CATL’s battery solutions include lithium-iron phosphate (LFP) chemistry — an extremely popular choice for buses in China — that feature a long cycle life and high thermal runaway stability up to 800°C. CATL’s standard LFP cells are capable of 4000 100% DoD (depth-of-discharge) 1C charge/1C discharge cycles and its super long life or “million-mile” technology is capable of 12,000 cycles. The coulomb (symbolized as C) is a standard unit of electric charge in the International System of Units (SI).
The company said its cell-to-pack (CTP) technology, as compared to the traditional method of placing cells in modules and then packs, decreases the parts count and can today achieve an energy density of 160 Wh/kg, the same as the Tesla Model 3 NCA (nickel cobalt aluminum) battery pack. Tesla Inc. is now using CATL’s LFP batteries for its Model 3 electric car sold in the Chinese market due to their lower cost, said CSI, which could be an early indicator that more LFP batteries will find their way into passenger cars.

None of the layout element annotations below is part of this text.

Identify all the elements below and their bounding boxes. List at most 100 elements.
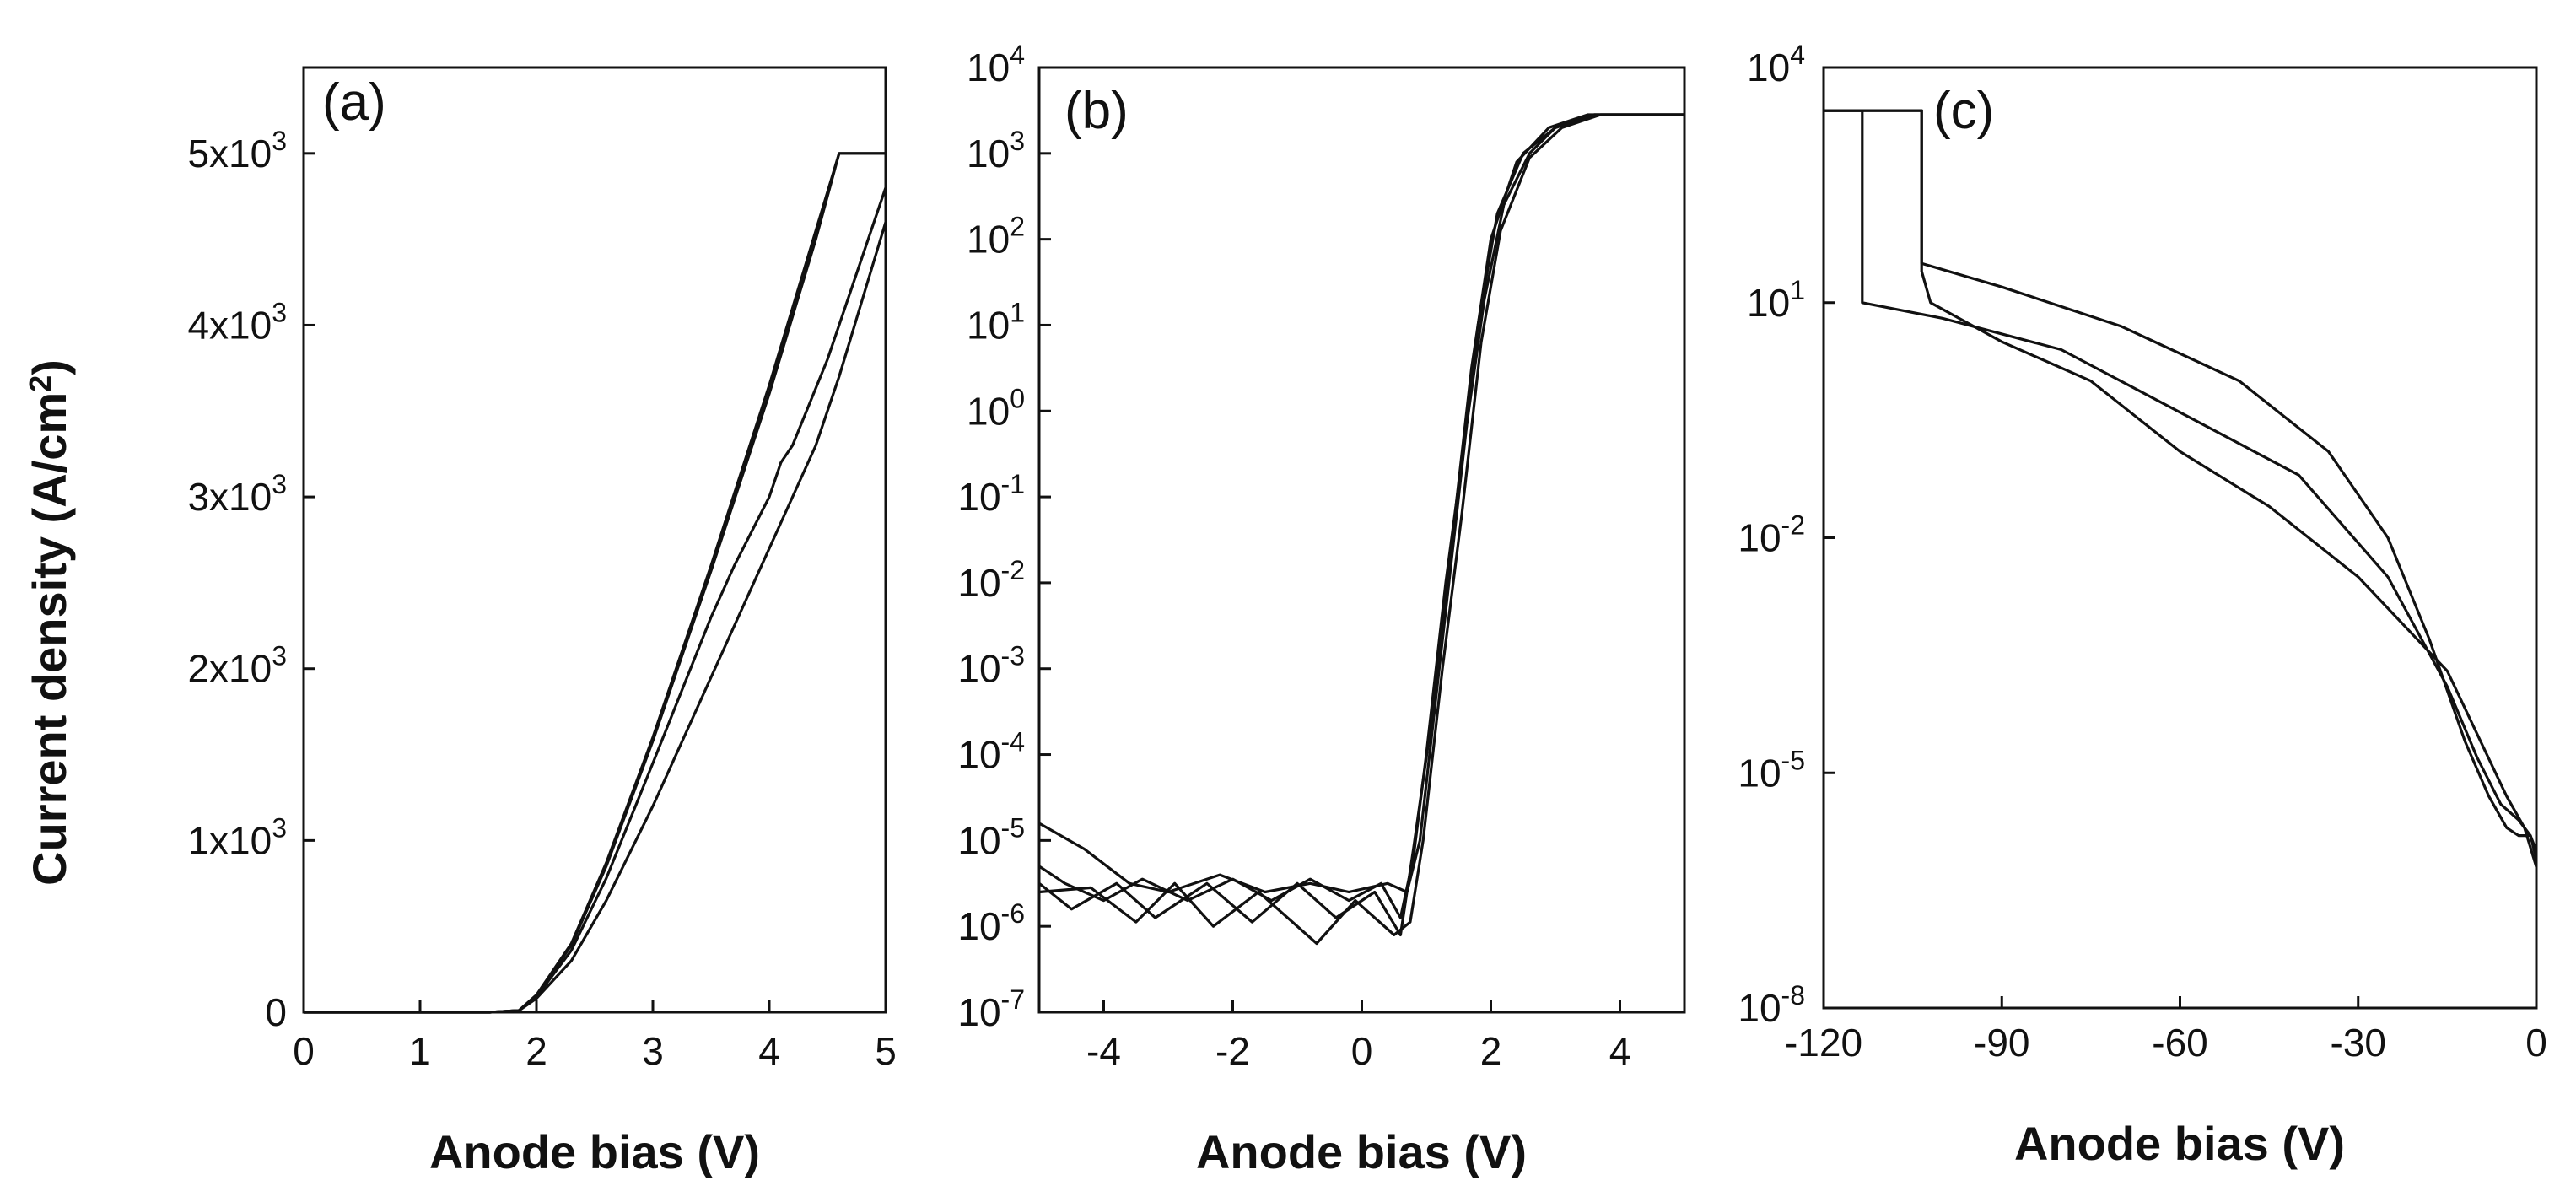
panel-b-x-tick-label: 0 (1351, 1029, 1373, 1073)
panel-b-y-tick-label: 104 (967, 40, 1025, 89)
y-tick-exponent: 4 (1790, 40, 1805, 70)
y-tick-exponent: -4 (1001, 727, 1025, 757)
y-tick-base: 10 (1747, 281, 1790, 325)
panel-b-y-tick-label: 10-4 (957, 727, 1025, 777)
y-tick-base: 10 (1738, 751, 1781, 795)
y-tick-exponent: 0 (1010, 383, 1025, 413)
y-tick-base: 10 (1738, 516, 1781, 560)
panel-a-y-tick-label: 5x103 (187, 126, 287, 175)
y-tick-base: 10 (957, 990, 1000, 1034)
y-tick-exponent: 3 (272, 812, 287, 843)
panel-b-x-tick-label: -4 (1086, 1029, 1121, 1073)
panel-c-y-tick-label: 10-5 (1738, 745, 1805, 795)
y-tick-exponent: -8 (1781, 980, 1805, 1011)
y-tick-exponent: -7 (1001, 984, 1025, 1015)
panel-b-y-tick-label: 101 (967, 297, 1025, 347)
panel-c-y-tick-label: 10-2 (1738, 510, 1805, 560)
y-tick-exponent: -5 (1781, 745, 1805, 775)
panel-b-ticks: -4 -2 0 2 410-710-610-510-410-310-210-110010… (957, 40, 1630, 1073)
y-tick-base: 10 (967, 303, 1010, 347)
y-tick-base: 10 (957, 475, 1000, 519)
panel-c-x-tick-label: -90 (1974, 1021, 2029, 1065)
panel-c-x-axis-label: Anode bias (V) (2014, 1117, 2345, 1170)
panel-a-y-tick-label: 4x103 (187, 297, 287, 347)
y-tick-base: 10 (1747, 46, 1790, 89)
panel-c-series-curve-2 (1824, 109, 2538, 860)
y-tick-exponent: -6 (1001, 898, 1025, 929)
y-tick-base: 5x10 (187, 132, 272, 175)
y-tick-base: 10 (957, 561, 1000, 605)
panel-b: (b) -4 -2 0 2 410-710-610-510-410-310-210-11… (957, 40, 1686, 1178)
panel-b-series-curve-1 (1038, 113, 1684, 894)
y-tick-exponent: -1 (1001, 469, 1025, 499)
panel-a-y-tick-label: 0 (265, 990, 287, 1034)
panel-a-frame (302, 66, 887, 1014)
panel-b-series-curve-4 (1038, 113, 1684, 946)
panel-c-frame (1822, 66, 2538, 1010)
panel-b-series-curve-2 (1038, 113, 1684, 919)
panel-a-y-tick-label: 1x103 (187, 812, 287, 862)
panel-c-x-tick-label: 0 (2525, 1021, 2547, 1065)
y-axis-title: Current density (A/cm2) (23, 359, 76, 886)
y-tick-exponent: -2 (1001, 555, 1025, 585)
panel-a-tag: (a) (322, 73, 386, 132)
y-tick-base: 10 (967, 218, 1010, 261)
panel-c-x-tick-label: -60 (2152, 1021, 2207, 1065)
y-tick-base: 10 (1738, 986, 1781, 1030)
panel-b-frame (1037, 66, 1686, 1014)
y-tick-base: 10 (957, 733, 1000, 777)
panel-c-x-tick-label: -120 (1785, 1021, 1862, 1065)
panel-b-x-tick-label: 4 (1609, 1029, 1631, 1073)
y-tick-exponent: 1 (1010, 297, 1025, 327)
y-tick-exponent: 3 (272, 641, 287, 671)
y-tick-exponent: -3 (1001, 641, 1025, 671)
panel-c-series (1824, 109, 2538, 868)
panel-b-y-tick-label: 10-6 (957, 898, 1025, 948)
y-axis-title-superscript: 2 (23, 375, 57, 392)
panel-a-series-curve-1 (304, 152, 886, 1014)
panel-b-x-axis-label: Anode bias (V) (1196, 1125, 1527, 1178)
y-tick-exponent: -2 (1781, 510, 1805, 541)
panel-b-series (1038, 113, 1684, 946)
panel-c-tag: (c) (1933, 82, 1994, 140)
y-tick-base: 10 (967, 46, 1010, 89)
panel-c-y-tick-label: 104 (1747, 40, 1805, 89)
panel-a-x-tick-label: 1 (409, 1029, 431, 1073)
y-tick-base: 1x10 (187, 818, 272, 862)
panel-b-y-tick-label: 102 (967, 212, 1025, 261)
panel-c-y-tick-label: 10-8 (1738, 980, 1805, 1030)
panel-a-series-curve-2 (304, 152, 886, 1014)
panel-b-y-tick-label: 100 (967, 383, 1025, 433)
y-tick-exponent: 2 (1010, 212, 1025, 242)
panel-b-x-tick-label: 2 (1480, 1029, 1502, 1073)
y-tick-exponent: 1 (1790, 275, 1805, 305)
panel-b-y-tick-label: 10-1 (957, 469, 1025, 519)
y-tick-base: 2x10 (187, 647, 272, 691)
y-axis-title-main: Current density (A/cm (23, 392, 76, 886)
panel-b-y-tick-label: 10-7 (957, 984, 1025, 1034)
panel-a-series-curve-4 (304, 221, 887, 1014)
y-tick-exponent: 3 (1010, 126, 1025, 156)
y-tick-base: 10 (957, 647, 1000, 691)
y-tick-exponent: 3 (272, 469, 287, 499)
panel-a-x-tick-label: 2 (525, 1029, 547, 1073)
panel-b-series-curve-3 (1038, 113, 1684, 936)
y-tick-exponent: -5 (1001, 812, 1025, 843)
panel-b-x-tick-label: -2 (1215, 1029, 1250, 1073)
panel-c-y-tick-label: 101 (1747, 275, 1805, 325)
panel-a-x-tick-label: 3 (642, 1029, 664, 1073)
panel-a-y-tick-label: 2x103 (187, 641, 287, 691)
y-tick-exponent: 4 (1010, 40, 1025, 70)
panel-b-y-tick-label: 10-3 (957, 641, 1025, 691)
y-tick-exponent: 3 (272, 126, 287, 156)
y-tick-base: 10 (957, 904, 1000, 948)
y-tick-base: 10 (967, 389, 1010, 433)
panel-a-y-tick-label: 3x103 (187, 469, 287, 519)
panel-c-series-curve-3 (1824, 109, 2538, 868)
panel-c-x-tick-label: -30 (2331, 1021, 2386, 1065)
y-tick-base: 4x10 (187, 303, 272, 347)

The company also offers nickel manganese cobalt (NMC) batteries for commercial vehicle electrification, especially vehicles that have higher requirements for volume efficiency and can accept the lower cycle life of the NMC products. With NMC, engineers can package more energy in a smaller space which is important for passenger cars but is not a a significant consideration in larger commercial vehicles.
The commercial LFP battery systems come standard with a five-year warranty and are available with an optional seven-year extended warranty.
“From CATL’s perspective, their business with each is about 50/50 in quantity,” said Mazaika. “They don’t have a reason to push one chemistry or the other, so we can focus on the best chemistry match to the application. For the commercial vehicle segment, they almost exclusively use LFP because they have doubled the cycle life compared to the NMC cell. We can now get enough of the LFP cells into some smaller vehicles to meet typical automobile range requirements, such as with the Tesla Model 3.”
“CATL has a number of standard packs, and this is something that’s very different in the U.S. marketplace,” said Mazaika, “where if you go around to different battery manufacturers no two packs are the same size and no two packs use the same connectors. In China, because they are building to such a high volume, they’ve gone through a standardization process. They have different packs like we have a D cell for a flashlight or AA batteries for a television remote. They offer C packs, G packs and H packs that are standard for heavy commercial vehicles. We can mix those into different packs for different voltage levels. It’s very easy to adapt them to different applications.”
CSI works with customers to help integrate battery-electric systems into vehicles and will partner with drive system manufacturers for motors and axles. It can supply a battery system and a battery management system so that it interfaces with a vehicle controller.
“Another thing we’re working on is we’re making our sub systems for the accessories basically plug and play, so they won’t really require any system oversight,” said Mazaika. “They will either operate in the manner that we at CSI believe is the most efficient way for the accessories to operate, or if you’re an integrator and you have the newest, most fantastic algorithm to operate the component, that will work, too. Our support then is in terms of software integration and making sure the system communicates effectively.”
For the future of CSI and the commercial electric vehicle in general, Mazaika said to stay tuned. “The technology is only getting better. We are very early in the timeline for electric vehicles and batteries for electric vehicles, and there is going to be a continuous series of battery improvements even beyond the annual 5 to 10% that is typical. We believe this will enable the electrification of commercial vehicles in North America very rapidly and CSI will continue to be a leader in driving that change.”